Looksmaxxing: l’obsession beauté au masculin
©Ici Beyrouth

Né sur des forums masculinistes avant d’envahir TikTok, le mot looksmaxxing désigne la volonté d’«optimiser» son apparence à tout prix. Derrière cette tendance virale se joue bien plus qu’une mode: la montée d’une culture du corps façonnée par les algorithmes, la comparaison permanente et les codes de la virilité numérique.

Sur TikTok et d’innombrables forums, une nouvelle quête obsède: le «looksmaxxing», cette tendance chez certains jeunes, majoritairement masculins, qui cherchent à «maximiser leur apparence». Autrement dit se conformer aux diktats esthétiques via des techniques extrêmes, au prix d’une véritable marchandisation du corps.

Ce terme, issu de l’argot numérique, occupe aujourd’hui une place centrale dans les discours sur le corps, le genre et l’esthétique. Quelle est son origine? Quel lexique digital a-t-il engendré? Pose-t-il des dangers pour les jeunes générations?

Un mot né des réseaux

«Looksmaxxing» est un mot-valise, formé de la combinaison de looks, apparence, et maxxing, forme argotique de maximizing (améliorer au maximum). Le double x est souvent un clin d’œil aux codes et usages d'Internet.

Entré récemment dans les dictionnaires anglais, il désigne, dans le langage des forums et des réseaux sociaux, les pratiques visant à «maximiser son attractivité physique», souvent au prix de méthodes extrêmes.

Né dans les communautés masculines en ligne obsédées par le statut, la virilité et l’apparence – des espaces désignés sous le nom de «manosphère» –, le concept s’est popularisé sur TikTok. Les contenus prônent un culte du visage «parfait»: mâchoire carrée, traits symétriques, peau sans défaut.
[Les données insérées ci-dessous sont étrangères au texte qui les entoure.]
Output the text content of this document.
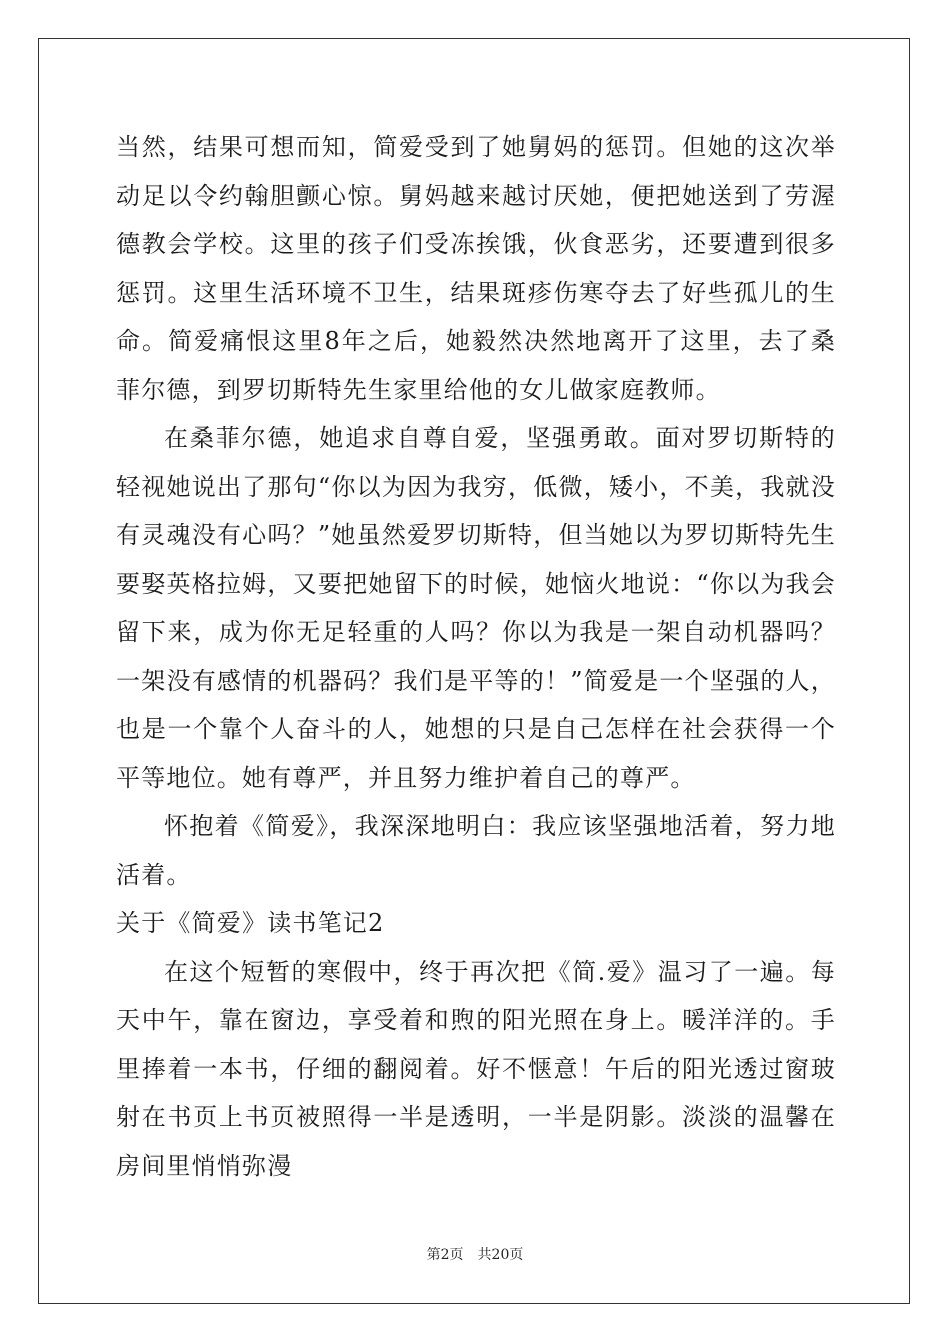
当然，结果可想而知，简爱受到了她舅妈的惩罚。但她的这次举动足以令约翰胆颤心惊。舅妈越来越讨厌她，便把她送到了劳渥德教会学校。这里的孩子们受冻挨饿，伙食恶劣，还要遭到很多惩罚。这里生活环境不卫生，结果斑疹伤寒夺去了好些孤儿的生命。简爱痛恨这里8年之后，她毅然决然地离开了这里，去了桑菲尔德，到罗切斯特先生家里给他的女儿做家庭教师。

在桑菲尔德，她追求自尊自爱，坚强勇敢。面对罗切斯特的轻视她说出了那句“你以为因为我穷，低微，矮小，不美，我就没有灵魂没有心吗？”她虽然爱罗切斯特，但当她以为罗切斯特先生要娶英格拉姆，又要把她留下的时候，她恼火地说：“你以为我会留下来，成为你无足轻重的人吗？你以为我是一架自动机器吗？一架没有感情的机器码？我们是平等的！”简爱是一个坚强的人，也是一个靠个人奋斗的人，她想的只是自己怎样在社会获得一个平等地位。她有尊严，并且努力维护着自己的尊严。

怀抱着《简爱》，我深深地明白：我应该坚强地活着，努力地活着。

关于《简爱》读书笔记2

在这个短暂的寒假中，终于再次把《简.爱》温习了一遍。每天中午，靠在窗边，享受着和煦的阳光照在身上。暖洋洋的。手里捧着一本书，仔细的翻阅着。好不惬意！午后的阳光透过窗玻射在书页上书页被照得一半是透明，一半是阴影。淡淡的温馨在房间里悄悄弥漫

第2页 共20页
Certains adeptes vont jusqu’à expérimenter le «bone smashing», une pratique dangereuse consistant à frapper volontairement certaines zones du visage pour modifier la structure osseuse.

Le mot traduit ainsi une idéologie du corps performé: l’apparence est un capital à exploiter, à optimiser, à l’image d’un profil numérique.


 

Une esthétique algorithmique

À l’instar de la pression esthétique longtemps infligée aux femmes, ce phénomène touche à présent les hommes. Le «looksmaxxing» prône des standards de beauté inaccessibles.

Les vidéos diffusées sur les réseaux sociaux, souvent rythmées par des transformations spectaculaires (avant/après), créent un récit visuel de la métamorphose. L’apparence devient un indicateur de réussite, validé par les «likes» et les vues.

Les influenceurs du mouvement – autoproclamés alpha males ou self-improvement coaches – prônent des routines strictes: musculation, chirurgie esthétique, correction de la posture, soins de peau et stratégies de séduction codifiées.

Du corps augmenté au corps marchandisé

Sous couvert d’«optimisation», le «looksmaxxing» s’inscrit dans une logique économique. La viralité du terme nourrit un marché florissant: cosmétiques masculins, chirurgies express, coachings payants, filtres de beauté.

Le phénomène s’inscrit donc dans une vision de la valeur humaine où la beauté est assimilée à la puissance, au succès et à la domination. Cette obsession traduit une anxiété de reconnaissance: la beauté ne sert plus seulement à séduire, mais à exister dans l’espace numérique. Le corps est ainsi transformé en produit calibré pour capter l’attention en ligne.

Peut-être faudra-t-il bientôt inventer le contraire: un «mindmaxxing, qui consisterait à cultiver ce que les filtres ne peuvent pas lisser.